So I am eagerly awaiting a complementary Porcupine the Parallella team have generously donated, and thinking about what peripherals I will need to bring out in order to interface with my robotic camera project.
I have been doing a bit of work recently with OMAP processors, so familiar with being able to reroute peripherals to IO pins at runtime using pinmuxing. The way of doing this on the Zynq seems very restrictive, since it is configured in the FPGA bitstream itself. So I had the brilliant thought that I could implement my own multiplexer module to deal with all these various configurations. Then it would be possible to provide a multiplexer enabled bitstream (either in the official repo, or a supplementary bitstream) which would allow people to configure their daughterboards without needing to recompile the FPGA at all.
I have secondary motivation for this also, around runtime reconfiguration capability of the FPGA, but I'll keep this out of the main post and post it below.
For the first, this would be a post-boot configuration, so once the kernel is up, it remains configured based on what you specify in the device tree.
The answer to both problems is FPGA multiplexing.

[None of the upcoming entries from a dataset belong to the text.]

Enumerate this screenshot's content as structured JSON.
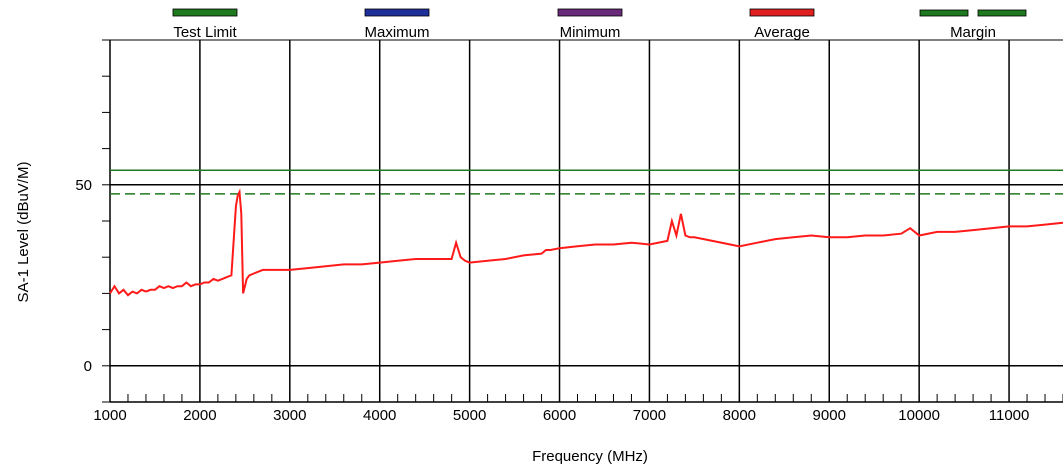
{
  "chart_data": {
    "type": "line",
    "title": "",
    "xlabel": "Frequency (MHz)",
    "ylabel": "SA-1 Level (dBuV/M)",
    "xlim": [
      1000,
      11600
    ],
    "ylim": [
      -10,
      90
    ],
    "x_ticks": [
      1000,
      2000,
      3000,
      4000,
      5000,
      6000,
      7000,
      8000,
      9000,
      10000,
      11000
    ],
    "x_tick_labels": [
      "1000",
      "2000",
      "3000",
      "4000",
      "5000",
      "6000",
      "7000",
      "8000",
      "9000",
      "10000",
      "11000"
    ],
    "y_tick_labels": [
      {
        "value": 0,
        "label": "0"
      },
      {
        "value": 50,
        "label": "50"
      }
    ],
    "grid": true,
    "legend_position": "top",
    "legend": [
      {
        "label": "Test Limit",
        "color": "#1f7a1f",
        "style": "solid"
      },
      {
        "label": "Maximum",
        "color": "#1f2f9a",
        "style": "solid"
      },
      {
        "label": "Minimum",
        "color": "#6a2a7a",
        "style": "solid"
      },
      {
        "label": "Average",
        "color": "#e02020",
        "style": "solid"
      },
      {
        "label": "Margin",
        "color": "#1f7a1f",
        "style": "dashed"
      }
    ],
    "series": [
      {
        "name": "Test Limit",
        "color": "#1f7a1f",
        "dashed": false,
        "x": [
          1000,
          11600
        ],
        "y": [
          54,
          54
        ]
      },
      {
        "name": "Margin",
        "color": "#1f7a1f",
        "dashed": true,
        "x": [
          1000,
          11600
        ],
        "y": [
          47.5,
          47.5
        ]
      },
      {
        "name": "Average",
        "color": "#ff1a1a",
        "dashed": false,
        "x": [
          1000,
          1050,
          1100,
          1150,
          1200,
          1250,
          1300,
          1350,
          1400,
          1450,
          1500,
          1550,
          1600,
          1650,
          1700,
          1750,
          1800,
          1850,
          1900,
          1950,
          2000,
          2050,
          2100,
          2150,
          2200,
          2250,
          2300,
          2350,
          2400,
          2420,
          2440,
          2460,
          2480,
          2500,
          2520,
          2550,
          2600,
          2650,
          2700,
          2800,
          2900,
          3000,
          3200,
          3400,
          3600,
          3800,
          4000,
          4200,
          4400,
          4600,
          4800,
          4850,
          4900,
          4950,
          5000,
          5200,
          5400,
          5600,
          5800,
          5850,
          5900,
          6000,
          6200,
          6400,
          6600,
          6800,
          7000,
          7200,
          7250,
          7300,
          7350,
          7400,
          7450,
          7500,
          7700,
          7900,
          8000,
          8200,
          8400,
          8600,
          8800,
          9000,
          9200,
          9400,
          9600,
          9800,
          9900,
          10000,
          10200,
          10400,
          10600,
          10800,
          11000,
          11200,
          11400,
          11600
        ],
        "y": [
          20,
          22,
          20,
          21,
          19.5,
          20.5,
          20,
          21,
          20.5,
          21,
          21,
          22,
          21.5,
          22,
          21.5,
          22,
          22,
          23,
          22,
          22.5,
          22.5,
          23,
          23,
          24,
          23.5,
          24,
          24.5,
          25,
          44,
          47,
          48,
          42,
          20,
          22,
          24,
          25,
          25.5,
          26,
          26.5,
          26.5,
          26.5,
          26.5,
          27,
          27.5,
          28,
          28,
          28.5,
          29,
          29.5,
          29.5,
          29.5,
          34,
          30,
          29,
          28.5,
          29,
          29.5,
          30.5,
          31,
          32,
          32,
          32.5,
          33,
          33.5,
          33.5,
          34,
          33.5,
          34.5,
          40,
          36,
          42,
          36,
          35.5,
          35.5,
          34.5,
          33.5,
          33,
          34,
          35,
          35.5,
          36,
          35.5,
          35.5,
          36,
          36,
          36.5,
          38,
          36,
          37,
          37,
          37.5,
          38,
          38.5,
          38.5,
          39,
          39.5
        ]
      }
    ]
  }
}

This would enable use cases like:
* Connecting up a new peripheral, say a second SPI device, via your breakout-style daughterboard, without rebuilding the FPGA.
* Reclaiming a no longer used I2C bus and repurposing it for GPIO, again without needing to know how to build an FPGA.
I discovered last night that Frank Buss by a good few months. I thought it odd that Frank's suggestion (being such an important one) didn't get a single comment, so I am reviving the discussion here.
I gather nobody has been investigated this since?
If Fred, or the other FPGA experts are not already planning this, I would like to stress how important this is (yes, there are voltage translation issues as another barrier to the hobbyist - but hobbyists are generally good at dealing with those).
If nobody else is looking at it, at least register your interest. If enough people want it, I might set my project aside and look into whether I can't work out how to do it. I am not an FPGA expert, but I do like a challenge every now and again.